A mulher da limpeza
Há dias ouviu na rádio que tinha morrido a mulher mais velha do mundo, até à data, claro. Tinha 124 anos e era filipina. Pensou como seria a alimentação dessa senhora - a alimentação é muito importante para a longevidade de uma pessoa.
Quase a completar 44 anos de vida, sabe, por experiência própria, que a idade não traz sapiência ou tranquilidade; pelo contrário, sente-se cada vez mais ignorante e inquieta. Nos últimos anos, talvez na última década, a imagem que lhe devolve o espelho é turva. Esforça-se por desembaciar essa imagem reflectida com acções concretas.
Mais do que tentar limpar o espelho, sabe que é preciso esfregar por dentro, até às vísceras das memórias que a embaciam. Fazer coisas que lhe dão alegria, mesmo as que são pequeninas, é o melhor método de limpeza: por exemplo, comer um gelado de morango a meio do dia, como se fosse uma criança a esbanjar a mesada às escondidas. E uma das vantagens de ser adulta é controlar a sua própria mesada.
Mesmo turva, continua a gostar de si. Aceita, embora não lhe seja possível permanecer assim por mais tempo. Luta contra a letargia de se acomodar a uma pessoa que, sendo ela própria, não é exactamente ela própria, digamos que é ela com medo. Sabe que é mais alta do que se sente agora. E tem a noção de que pode ser tão simples como endireitar a coluna vertebral. Ainda vai a tempo. Estamos sempre a tempo? Não sabe.
Há dias ouviu na rádio que tinha morrido a mulher mais velha do mundo, até à data, claro. Tinha 124 anos e era filipina. Pensou como seria a alimentação dessa senhora - a alimentação é muito importante para a longevidade de uma pessoa. Pensou como seria viver tantos anos. Possivelmente ver morrer os filhos, os netos e outros familiares próximos. Sobreviver a tanta coisa e a tanta gente. Ver o mundo mudar diversas vezes e perceber que tudo permanece à nossa passagem. Ela gostava de viver 124 anos. Mesmo embaciada, gosta de si própria, e por isso dos outros. Mesmo daqueles que contribuíram para o embaciar do seu reflexo no espelho e que, de alguma forma, se quiseram redimir. Sabe que os traz consigo em cada gesto.

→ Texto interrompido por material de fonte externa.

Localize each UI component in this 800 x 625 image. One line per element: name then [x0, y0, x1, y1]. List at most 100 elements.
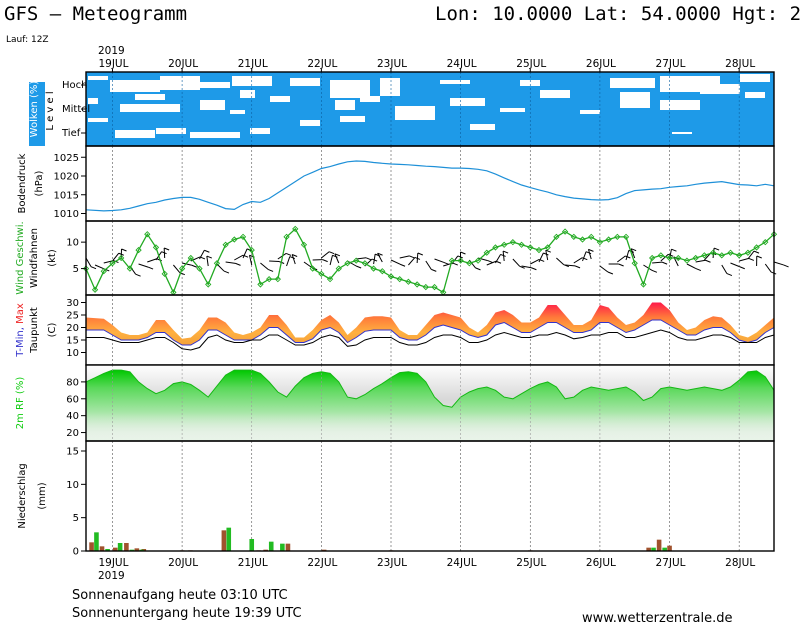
wind-point [205, 281, 212, 288]
y-tick-label: 15 [66, 336, 79, 347]
wind-barb-flag [756, 255, 762, 259]
precip-bar [117, 543, 123, 551]
wind-point [483, 249, 490, 256]
clear-sky-patch [520, 80, 540, 86]
humidity-area [86, 370, 774, 441]
wind-barb-flag [713, 247, 720, 251]
precip-bar [226, 527, 232, 551]
wind-barb-flag [147, 266, 154, 270]
wind-point [413, 281, 421, 288]
y-tick-label: 10 [66, 238, 79, 249]
wind-barb [199, 250, 205, 260]
precip-bar [221, 530, 227, 551]
wind-barb-flag [452, 262, 458, 266]
clear-sky-patch [335, 100, 355, 110]
wind-point [605, 236, 612, 243]
date-tick-label: 21JUL [238, 58, 268, 70]
precipitation-panel: 0 5 10 15 Niederschlag (mm) [17, 440, 775, 558]
wind-point [431, 283, 438, 291]
wind-barb-flag [574, 265, 581, 269]
precip-bar [94, 532, 99, 551]
wind-panel: 5 10 Wind Geschwi. Windfahnen (kt) [15, 220, 789, 296]
clear-sky-patch [115, 130, 155, 138]
wind-barb [773, 261, 784, 266]
wind-barb [291, 254, 296, 265]
wind-barb [234, 254, 244, 261]
clear-sky-patch [470, 124, 495, 130]
wind-barb [425, 260, 432, 270]
wind-point [709, 249, 717, 256]
date-tick-label: 19JUL [98, 557, 128, 569]
wind-point [727, 249, 734, 256]
wind-point [396, 276, 403, 283]
humidity-axis-title: 2m RF (%) [15, 377, 26, 430]
wind-point [753, 244, 760, 251]
wind-barb-flag [291, 254, 298, 257]
wind-barb-flag [502, 250, 509, 254]
wind-point [692, 254, 699, 262]
wind-barb-flag [668, 253, 674, 257]
y-tick-label: 80 [66, 377, 79, 388]
wind-point [118, 254, 125, 262]
tmin-line [86, 319, 775, 346]
clear-sky-patch [110, 80, 160, 92]
wind-point [387, 273, 395, 280]
date-tick-label: 20JUL [168, 58, 198, 70]
clear-sky-patch [380, 78, 400, 96]
wind-barb-flag [322, 259, 328, 263]
wind-point [196, 265, 203, 272]
wind-barb [112, 252, 120, 262]
date-tick-label: 25JUL [516, 58, 546, 70]
wind-barb-flag [543, 252, 549, 256]
wind-barb-flag [206, 255, 213, 259]
precip-bar [89, 542, 94, 551]
clear-sky-patch [500, 108, 525, 112]
wind-barb-flag [135, 273, 141, 277]
wind-point [283, 233, 290, 240]
clear-sky-patch [88, 98, 98, 104]
wind-barb [617, 255, 626, 263]
sunset-text: Sonnenuntergang heute 19:39 UTC [72, 606, 302, 621]
wind-point [535, 246, 543, 254]
dewpoint-line [86, 329, 775, 351]
wind-barb-flag [630, 248, 637, 252]
wind-barb [587, 249, 592, 260]
wind-barb-flag [267, 268, 274, 272]
date-tick-label: 22JUL [307, 58, 337, 70]
level-axis-title: L e v e l [45, 91, 56, 130]
wind-point [614, 233, 621, 240]
date-tick-label: 21JUL [238, 557, 268, 569]
website-link[interactable]: www.wetterzentrale.de [582, 611, 732, 625]
date-tick-label: 27JUL [656, 557, 686, 569]
wind-point [622, 233, 630, 240]
clear-sky-patch [700, 84, 740, 94]
wind-barb-flag [563, 264, 570, 268]
tmin-label: T-Min, [15, 324, 26, 358]
wind-barb-flag [783, 264, 789, 268]
wind-barb [390, 259, 401, 265]
wind-barb [599, 265, 609, 273]
wind-barb-flag [431, 268, 437, 272]
y-tick-label: 20 [66, 323, 79, 334]
wind-point [353, 257, 360, 264]
wind-barb [408, 257, 416, 266]
wind-point [675, 254, 682, 262]
wind-point [344, 260, 351, 267]
precip-bar [124, 543, 129, 551]
clear-sky-patch [330, 80, 370, 98]
wind-barb-flag [460, 251, 466, 255]
wind-barb [530, 259, 540, 265]
wind-barb-flag [289, 256, 295, 260]
clear-sky-patch [300, 120, 320, 126]
wind-barb-flag [334, 253, 341, 257]
wind-barb [502, 251, 505, 262]
year-top: 2019 [98, 45, 125, 57]
wind-barb [764, 263, 772, 273]
wind-barb [269, 260, 280, 263]
wind-barb [334, 253, 340, 264]
clear-sky-patch [440, 80, 470, 84]
wind-point [527, 244, 534, 251]
wind-point [379, 268, 386, 275]
wind-barb-flag [695, 268, 702, 272]
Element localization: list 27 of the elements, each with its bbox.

Não tem descendência mas não se sente sozinha. Deixa que todas as memórias habitem o espelho. E não tem medo de morrer, sabe que ficará perpetuada nos filmes que fez e que ainda fará. Pelo menos durante uns tempos, enquanto os seus filmes forem vistos. Não tem medo de morrer, mas tem medo de outras coisas, e tem pena. Consome-se em remorsos por andar a viver com medo, quando devia viver em pleno. Tem de ter paciência e continuar a limpar por dentro. Nos últimos anos, sente-se a mulher da limpeza: limpa o que os outros sujaram em si.